Evans serves as “meteorologist in charge” of the National Weather Service office that covers the Houston-Galveston region, which has a population well north of 7 million. One of the forecasters at his office had just been briefed by the National Hurricane Center. Concerns were rising about a strike near Houston.
So Evans rubbed his eyes as he checked the forecast models for himself, at home, in the middle of the night. As he reviewed the latest data, the outlook appeared pretty grim. The world’s best forecast model, run by a Europe-based organization, projected a landfall near Houston. Moreover, its ensemble suite, which provides broader perspective, showed a landfall farther south. This represented pretty much the worst-case scenario for the largest city on the Gulf of Mexico.

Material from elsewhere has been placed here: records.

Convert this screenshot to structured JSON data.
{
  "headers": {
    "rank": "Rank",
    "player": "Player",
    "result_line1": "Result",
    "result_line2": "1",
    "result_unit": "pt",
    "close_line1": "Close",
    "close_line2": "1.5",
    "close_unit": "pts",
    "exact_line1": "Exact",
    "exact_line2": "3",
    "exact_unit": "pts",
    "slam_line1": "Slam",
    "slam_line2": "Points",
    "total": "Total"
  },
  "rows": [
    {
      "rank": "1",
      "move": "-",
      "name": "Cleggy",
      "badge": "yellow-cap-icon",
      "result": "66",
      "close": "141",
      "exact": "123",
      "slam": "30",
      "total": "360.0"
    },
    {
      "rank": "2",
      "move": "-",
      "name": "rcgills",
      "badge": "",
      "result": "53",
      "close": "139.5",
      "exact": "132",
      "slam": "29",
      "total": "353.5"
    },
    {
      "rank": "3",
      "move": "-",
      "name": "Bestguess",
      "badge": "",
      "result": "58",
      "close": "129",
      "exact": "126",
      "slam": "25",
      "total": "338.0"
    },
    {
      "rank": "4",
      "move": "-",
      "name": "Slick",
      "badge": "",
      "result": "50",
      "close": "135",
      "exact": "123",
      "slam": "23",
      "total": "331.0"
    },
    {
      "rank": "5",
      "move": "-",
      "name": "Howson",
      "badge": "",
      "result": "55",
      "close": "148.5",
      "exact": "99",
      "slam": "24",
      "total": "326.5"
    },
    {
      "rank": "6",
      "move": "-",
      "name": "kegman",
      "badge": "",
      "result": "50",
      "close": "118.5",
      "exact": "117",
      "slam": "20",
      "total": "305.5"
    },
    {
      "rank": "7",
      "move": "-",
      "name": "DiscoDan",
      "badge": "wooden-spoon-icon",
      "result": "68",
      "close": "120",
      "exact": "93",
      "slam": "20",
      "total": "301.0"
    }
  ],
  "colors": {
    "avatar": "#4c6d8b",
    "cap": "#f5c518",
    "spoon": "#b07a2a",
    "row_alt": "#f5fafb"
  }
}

Houston would lie to the right of such a landfalling hurricane, taking the full force of its screaming winds and watching neighborhoods flatten. Massive waves would roll into Galveston Bay and, from there, funnel into the Houston Ship Channel. There, barely a dozen feet above sea level, large refineries process about 15 percent of the nation’s petroleum. Countless other chemical companies also have facilities along the waterway. The economic and environmental catastrophe would be almost beyond calculation.
Evans also thought about his own situation. He lived near the National Weather Service office, which is located a few miles from Galveston Bay. Evans spared a few minutes to consider how best to prepare his home for the worst, and whether his wife and their 40- and 80-pound dogs should evacuate.
After quickly assessing the forecast, Evans picked up his cell phone and texted Jeff Lindner, the lead forecaster at Harris County Flood Control District. Evans wanted to make sure officials at Harris County knew what was happening and understood the heightened threat faced by the community.